Serum immunoglobulin levels are essential in the investigation of immune deficiency. If there is strong suspicion of primary immunodeficiency further tests can be considered. Individual IgG subclasses can be deficient even if the total IgG level is within the normal range. Even if all levels are apparently normal it is possible that the patient is not producing functional antibody. Measurement of antibodies to Tetanus Toxoid; Haemophilus Influenzae and to Pneumococcal Polysaccharide will give a further indication of the immune status. These assays will only undertaken following prior discussion with the laboratory.
Complement deficiency is investigated by use of Haemolytic assays for the Classical Pathway and Alternative Pathway. If deficiency in either pathway is detected the laboratory will carry out further tests to determine which component is lacking. These tests are only available after prior consultation with the laboratory. It is essential that serum samples reach the laboratory within one hour of collection.

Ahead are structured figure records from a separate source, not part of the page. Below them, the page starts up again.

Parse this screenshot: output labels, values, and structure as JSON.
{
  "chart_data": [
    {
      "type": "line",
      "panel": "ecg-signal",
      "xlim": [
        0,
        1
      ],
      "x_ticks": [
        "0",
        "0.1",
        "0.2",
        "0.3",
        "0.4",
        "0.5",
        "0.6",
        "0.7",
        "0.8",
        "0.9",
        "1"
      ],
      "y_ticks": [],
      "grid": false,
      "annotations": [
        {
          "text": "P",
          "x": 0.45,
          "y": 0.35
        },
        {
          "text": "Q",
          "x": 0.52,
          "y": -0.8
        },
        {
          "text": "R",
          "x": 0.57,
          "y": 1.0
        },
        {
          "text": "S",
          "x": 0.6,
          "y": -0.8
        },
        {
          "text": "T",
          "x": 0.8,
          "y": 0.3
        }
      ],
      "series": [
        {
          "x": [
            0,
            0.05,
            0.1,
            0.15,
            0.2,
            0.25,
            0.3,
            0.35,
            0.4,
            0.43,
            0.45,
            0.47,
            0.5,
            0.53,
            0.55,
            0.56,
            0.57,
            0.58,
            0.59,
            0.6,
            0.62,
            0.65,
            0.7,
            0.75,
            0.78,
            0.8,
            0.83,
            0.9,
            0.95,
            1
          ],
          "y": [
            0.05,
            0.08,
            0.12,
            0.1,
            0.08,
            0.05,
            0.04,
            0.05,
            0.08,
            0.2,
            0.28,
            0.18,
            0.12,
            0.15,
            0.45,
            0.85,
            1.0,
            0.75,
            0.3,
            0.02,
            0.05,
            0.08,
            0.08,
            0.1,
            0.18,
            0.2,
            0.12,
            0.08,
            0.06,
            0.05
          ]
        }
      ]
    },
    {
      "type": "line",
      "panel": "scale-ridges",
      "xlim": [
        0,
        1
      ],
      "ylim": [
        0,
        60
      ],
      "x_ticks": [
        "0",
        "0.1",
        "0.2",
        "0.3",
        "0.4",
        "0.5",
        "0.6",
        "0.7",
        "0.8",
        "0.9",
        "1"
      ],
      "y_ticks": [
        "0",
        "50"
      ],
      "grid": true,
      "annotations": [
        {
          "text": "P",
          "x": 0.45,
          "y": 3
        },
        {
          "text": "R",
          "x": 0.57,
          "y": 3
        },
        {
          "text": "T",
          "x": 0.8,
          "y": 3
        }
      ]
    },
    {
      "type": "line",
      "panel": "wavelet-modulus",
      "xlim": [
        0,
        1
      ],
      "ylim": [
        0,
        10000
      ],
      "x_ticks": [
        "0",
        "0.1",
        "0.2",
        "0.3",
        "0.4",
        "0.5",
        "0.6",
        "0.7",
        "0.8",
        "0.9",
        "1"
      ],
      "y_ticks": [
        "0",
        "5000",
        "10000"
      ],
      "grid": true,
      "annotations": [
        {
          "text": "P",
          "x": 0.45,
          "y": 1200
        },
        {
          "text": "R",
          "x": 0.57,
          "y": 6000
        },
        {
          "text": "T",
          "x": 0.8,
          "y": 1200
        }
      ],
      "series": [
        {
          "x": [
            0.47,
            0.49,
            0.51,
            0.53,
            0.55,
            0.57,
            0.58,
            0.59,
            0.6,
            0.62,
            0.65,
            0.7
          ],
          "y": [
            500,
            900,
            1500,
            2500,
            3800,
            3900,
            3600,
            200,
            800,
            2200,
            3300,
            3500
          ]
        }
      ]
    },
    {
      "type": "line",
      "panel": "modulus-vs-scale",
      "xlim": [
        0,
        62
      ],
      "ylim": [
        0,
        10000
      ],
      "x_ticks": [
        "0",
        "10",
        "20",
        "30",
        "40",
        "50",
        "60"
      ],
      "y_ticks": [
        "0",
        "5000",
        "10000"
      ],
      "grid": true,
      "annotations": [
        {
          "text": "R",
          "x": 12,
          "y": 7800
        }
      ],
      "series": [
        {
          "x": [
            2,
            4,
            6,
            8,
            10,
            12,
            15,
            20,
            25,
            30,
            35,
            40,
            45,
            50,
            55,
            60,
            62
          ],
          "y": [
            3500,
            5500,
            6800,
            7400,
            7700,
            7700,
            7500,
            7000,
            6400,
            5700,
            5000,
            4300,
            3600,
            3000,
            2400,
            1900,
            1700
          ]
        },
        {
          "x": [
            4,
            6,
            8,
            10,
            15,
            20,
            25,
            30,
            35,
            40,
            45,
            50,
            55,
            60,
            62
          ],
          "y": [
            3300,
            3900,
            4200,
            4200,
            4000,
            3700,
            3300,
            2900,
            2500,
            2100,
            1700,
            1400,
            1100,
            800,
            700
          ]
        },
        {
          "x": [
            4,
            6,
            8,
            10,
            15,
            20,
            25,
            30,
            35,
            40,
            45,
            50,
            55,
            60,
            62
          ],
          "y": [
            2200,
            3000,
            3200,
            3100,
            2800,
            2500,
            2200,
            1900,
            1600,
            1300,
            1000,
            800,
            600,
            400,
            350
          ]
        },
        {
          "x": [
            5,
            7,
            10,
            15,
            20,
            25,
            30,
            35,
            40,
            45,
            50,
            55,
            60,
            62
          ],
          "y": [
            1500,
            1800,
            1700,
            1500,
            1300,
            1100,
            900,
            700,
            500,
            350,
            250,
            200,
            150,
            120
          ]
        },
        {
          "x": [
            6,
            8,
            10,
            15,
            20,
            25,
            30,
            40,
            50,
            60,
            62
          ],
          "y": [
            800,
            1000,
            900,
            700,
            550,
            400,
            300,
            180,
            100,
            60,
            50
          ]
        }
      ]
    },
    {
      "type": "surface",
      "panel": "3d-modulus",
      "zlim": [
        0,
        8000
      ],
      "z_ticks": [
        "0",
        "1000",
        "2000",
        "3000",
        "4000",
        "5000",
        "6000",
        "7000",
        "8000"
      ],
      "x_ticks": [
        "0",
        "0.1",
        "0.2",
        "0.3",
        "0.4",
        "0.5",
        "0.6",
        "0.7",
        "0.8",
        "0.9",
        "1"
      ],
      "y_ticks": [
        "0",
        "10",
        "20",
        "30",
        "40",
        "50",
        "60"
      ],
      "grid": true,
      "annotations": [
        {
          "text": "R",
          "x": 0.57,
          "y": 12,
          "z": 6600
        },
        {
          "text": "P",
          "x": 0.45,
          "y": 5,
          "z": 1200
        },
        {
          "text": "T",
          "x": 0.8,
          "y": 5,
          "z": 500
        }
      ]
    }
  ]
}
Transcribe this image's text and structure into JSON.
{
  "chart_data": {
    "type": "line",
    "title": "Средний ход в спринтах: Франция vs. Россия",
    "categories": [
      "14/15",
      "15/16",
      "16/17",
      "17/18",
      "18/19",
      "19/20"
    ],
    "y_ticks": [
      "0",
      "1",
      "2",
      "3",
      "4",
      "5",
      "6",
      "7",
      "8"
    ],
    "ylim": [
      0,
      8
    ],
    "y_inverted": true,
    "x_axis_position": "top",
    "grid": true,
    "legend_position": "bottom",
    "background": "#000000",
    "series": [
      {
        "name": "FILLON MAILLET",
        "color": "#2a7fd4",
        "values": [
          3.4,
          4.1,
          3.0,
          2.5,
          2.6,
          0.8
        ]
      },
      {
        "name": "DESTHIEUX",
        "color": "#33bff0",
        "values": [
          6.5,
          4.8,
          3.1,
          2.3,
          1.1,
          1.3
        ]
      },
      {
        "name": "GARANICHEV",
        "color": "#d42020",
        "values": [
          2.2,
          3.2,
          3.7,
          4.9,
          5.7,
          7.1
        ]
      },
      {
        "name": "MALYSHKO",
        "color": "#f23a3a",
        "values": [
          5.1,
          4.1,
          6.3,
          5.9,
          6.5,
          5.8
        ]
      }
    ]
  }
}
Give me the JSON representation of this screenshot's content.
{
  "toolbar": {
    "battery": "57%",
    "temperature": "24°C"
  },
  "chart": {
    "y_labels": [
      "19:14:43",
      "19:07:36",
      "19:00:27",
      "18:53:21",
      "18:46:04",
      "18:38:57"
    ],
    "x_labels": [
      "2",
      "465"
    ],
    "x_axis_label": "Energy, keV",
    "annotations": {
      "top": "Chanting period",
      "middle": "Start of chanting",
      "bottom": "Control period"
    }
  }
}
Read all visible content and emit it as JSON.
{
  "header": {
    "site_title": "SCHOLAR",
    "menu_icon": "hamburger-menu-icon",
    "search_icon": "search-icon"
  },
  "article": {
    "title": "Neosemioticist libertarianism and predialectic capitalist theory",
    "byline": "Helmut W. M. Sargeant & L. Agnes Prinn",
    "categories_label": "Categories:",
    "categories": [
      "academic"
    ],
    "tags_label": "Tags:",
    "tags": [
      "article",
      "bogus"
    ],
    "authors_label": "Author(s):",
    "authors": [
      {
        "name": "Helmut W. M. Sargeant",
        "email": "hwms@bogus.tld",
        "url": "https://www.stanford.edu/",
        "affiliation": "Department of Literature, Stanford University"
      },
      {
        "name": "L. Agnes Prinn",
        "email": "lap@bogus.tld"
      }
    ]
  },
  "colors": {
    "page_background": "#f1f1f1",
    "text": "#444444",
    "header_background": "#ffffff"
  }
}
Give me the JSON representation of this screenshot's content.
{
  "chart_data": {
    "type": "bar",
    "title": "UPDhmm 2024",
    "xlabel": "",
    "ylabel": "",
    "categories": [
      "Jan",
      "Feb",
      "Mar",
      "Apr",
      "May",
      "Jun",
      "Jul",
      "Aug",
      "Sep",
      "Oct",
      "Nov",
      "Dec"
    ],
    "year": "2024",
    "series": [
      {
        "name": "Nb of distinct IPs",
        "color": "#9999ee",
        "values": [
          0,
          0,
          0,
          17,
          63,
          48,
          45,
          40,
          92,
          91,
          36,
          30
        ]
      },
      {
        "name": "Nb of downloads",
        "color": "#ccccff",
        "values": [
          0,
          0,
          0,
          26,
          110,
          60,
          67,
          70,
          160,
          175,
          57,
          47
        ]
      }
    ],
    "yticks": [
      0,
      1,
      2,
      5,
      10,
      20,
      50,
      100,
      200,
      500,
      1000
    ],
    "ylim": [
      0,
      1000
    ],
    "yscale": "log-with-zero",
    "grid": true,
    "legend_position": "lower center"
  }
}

C1 inhibitor deficiency (antigenic or functional) is transmitted as an autosomal dominant disorder resulting in Hereditary Angioneurotic oedema. Acquired C1 inhibitor deficiency may occur with B-cell lymphomas. Samples collected during an acute attack of angioedema due to C1 inhibitor deficiency are characterised by a low C4.
B. ACQUIRED IMMUNODEFICIENCY (AIDS Monitoring)
Lymphocyte subset estimations are performed using monoclonal antibodies to: CD3, CD4 and CD8 on whole blood (sodium EDTA sample).
The percentages and absolute numbers of the lymphocyte subsets are evaluated using a Flow Cytometer.
The results are reported as percentages and absolute counts (cells/uL).
A cumulative result report is produced to show the trend in absolute CD4 counts, the ratio of CD4:CD8 and the total lymphocyte count.
Normal adult CD4 count should be >0.5 cells/uL.
NB A low CD4 count is not diagnostic of HIV infection and should always be repeated when immunodeficiency is suspected as acute infections can decrease the numbers of circulating CD4 lymphocytes.